Some guidance on testing static site generation:

  1. Optional: run the generateIssues Ant target. (Useful if you want to examine how this task relates to generateSite.)
    • Did any errors occur?
    • Find the dhq-static directory and poke around in it.
  2. Run the generateSite Ant target.
    • Did any errors occur?
    • Find the dhq-static directory.
    • Examine the files in dhq-static/dhq/.
    • Optional: Load the ZIP into a server so that its contents appear at /dhq. This is useful for seeing at a glance if the web assets are in a comparable state to those on DHQ, and for testing some links.
    • If you can’t do this, it’s okay. Some things to keep in mind:
    • You’ll need to spend a little extra time scrolling past the navigation bar to look at the content of the pages.
    • Most links won’t work as-is; it’ll be best to open files using your OS’s file navigation software rather than clicking around.
    • Check a few “static” pages, such as those in the about directory.
    • Compare the articles listed in some DHQ issue’s index with those listed on the DHQ site.
    • Find an article with images, and make sure they display in the HTML.

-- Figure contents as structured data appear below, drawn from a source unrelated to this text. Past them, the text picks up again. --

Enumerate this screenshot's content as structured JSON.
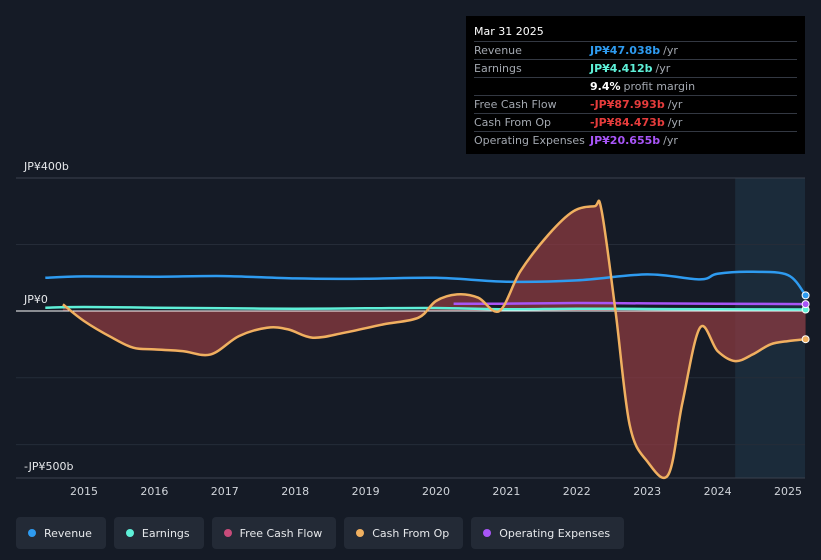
{
  "tooltip": {
    "date": "Mar 31 2025",
    "rows": [
      {
        "label": "Revenue",
        "value": "JP¥47.038b",
        "unit": "/yr",
        "color": "#2e9bf0"
      },
      {
        "label": "Earnings",
        "value": "JP¥4.412b",
        "unit": "/yr",
        "color": "#5ef0d8"
      },
      {
        "label": "",
        "value": "9.4%",
        "unit": "profit margin",
        "color": "#ffffff"
      },
      {
        "label": "Free Cash Flow",
        "value": "-JP¥87.993b",
        "unit": "/yr",
        "color": "#e63c3c"
      },
      {
        "label": "Cash From Op",
        "value": "-JP¥84.473b",
        "unit": "/yr",
        "color": "#e63c3c"
      },
      {
        "label": "Operating Expenses",
        "value": "JP¥20.655b",
        "unit": "/yr",
        "color": "#a855f7"
      }
    ]
  },
  "legend": [
    {
      "label": "Revenue",
      "color": "#2e9bf0"
    },
    {
      "label": "Earnings",
      "color": "#5ef0d8"
    },
    {
      "label": "Free Cash Flow",
      "color": "#c84b7a"
    },
    {
      "label": "Cash From Op",
      "color": "#f0b060"
    },
    {
      "label": "Operating Expenses",
      "color": "#a855f7"
    }
  ],
  "chart_data": {
    "type": "area",
    "x_unit": "year",
    "ylim": [
      -500,
      400
    ],
    "y_tick_labels": [
      "JP¥400b",
      "JP¥0",
      "-JP¥500b"
    ],
    "y_tick_values": [
      400,
      0,
      -500
    ],
    "x_tick_labels": [
      "2015",
      "2016",
      "2017",
      "2018",
      "2019",
      "2020",
      "2021",
      "2022",
      "2023",
      "2024",
      "2025"
    ],
    "x_tick_values": [
      2015,
      2016,
      2017,
      2018,
      2019,
      2020,
      2021,
      2022,
      2023,
      2024,
      2025
    ],
    "xlim": [
      2014.0,
      2025.25
    ],
    "forecast_start": 2024.25,
    "series": [
      {
        "name": "Revenue",
        "color": "#2e9bf0",
        "x": [
          2014.45,
          2015.0,
          2016.0,
          2017.0,
          2018.0,
          2019.0,
          2020.0,
          2021.0,
          2022.0,
          2023.0,
          2023.75,
          2024.0,
          2024.5,
          2025.0,
          2025.25
        ],
        "values": [
          100,
          104,
          103,
          105,
          98,
          97,
          100,
          88,
          92,
          110,
          95,
          112,
          118,
          108,
          47
        ]
      },
      {
        "name": "Earnings",
        "color": "#5ef0d8",
        "x": [
          2014.45,
          2015.0,
          2016.0,
          2017.0,
          2018.0,
          2019.0,
          2020.0,
          2021.0,
          2022.0,
          2023.0,
          2024.0,
          2025.25
        ],
        "values": [
          10,
          12,
          10,
          8,
          7,
          8,
          9,
          5,
          7,
          6,
          5,
          4.4
        ]
      },
      {
        "name": "Cash From Op",
        "color": "#f0b060",
        "x": [
          2014.7,
          2015.0,
          2015.4,
          2015.7,
          2016.0,
          2016.4,
          2016.8,
          2017.2,
          2017.6,
          2017.9,
          2018.25,
          2018.7,
          2019.25,
          2019.75,
          2020.0,
          2020.3,
          2020.6,
          2020.9,
          2021.2,
          2021.6,
          2021.95,
          2022.25,
          2022.35,
          2022.55,
          2022.75,
          2023.0,
          2023.3,
          2023.5,
          2023.75,
          2024.0,
          2024.25,
          2024.5,
          2024.75,
          2025.0,
          2025.25
        ],
        "values": [
          20,
          -30,
          -80,
          -110,
          -115,
          -120,
          -130,
          -75,
          -50,
          -55,
          -80,
          -65,
          -40,
          -20,
          30,
          50,
          40,
          0,
          120,
          230,
          300,
          315,
          305,
          0,
          -340,
          -450,
          -490,
          -275,
          -50,
          -120,
          -150,
          -130,
          -100,
          -90,
          -84.5
        ]
      },
      {
        "name": "Free Cash Flow",
        "color": "#c84b7a",
        "x": [
          2014.7,
          2015.0,
          2015.4,
          2015.7,
          2016.0,
          2016.4,
          2016.8,
          2017.2,
          2017.6,
          2017.9,
          2018.25,
          2018.7,
          2019.25,
          2019.75,
          2020.0,
          2020.3,
          2020.6,
          2020.9,
          2021.2,
          2021.6,
          2021.95,
          2022.25,
          2022.35,
          2022.55,
          2022.75,
          2023.0,
          2023.3,
          2023.5,
          2023.75,
          2024.0,
          2024.25,
          2024.5,
          2024.75,
          2025.0,
          2025.25
        ],
        "values": [
          15,
          -34,
          -84,
          -114,
          -119,
          -124,
          -134,
          -79,
          -54,
          -59,
          -84,
          -69,
          -44,
          -24,
          26,
          46,
          36,
          -4,
          116,
          226,
          296,
          311,
          301,
          -4,
          -344,
          -454,
          -494,
          -279,
          -54,
          -124,
          -154,
          -134,
          -104,
          -94,
          -88
        ]
      },
      {
        "name": "Operating Expenses",
        "color": "#a855f7",
        "x": [
          2020.25,
          2021.0,
          2022.0,
          2023.0,
          2024.0,
          2025.25
        ],
        "values": [
          22,
          22,
          24,
          23,
          22,
          20.7
        ]
      }
    ]
  }
}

For Windows testing, be especially attentive to file structure and paths. Are dhq-static and its contents in a reasonable place? Are issue indexes and article HTML files in the right places? If you examine the HTML, do links have forward slashes (/) and not back-slashes (\)? The Windows ZIP should definitely be tested by loading it into a server.

As you’re going through this, think about maintainability and quality-of-life. Could anything be made more transparent, or easier? Are there additional preventative measures that could be taken to head off errors or mistakes?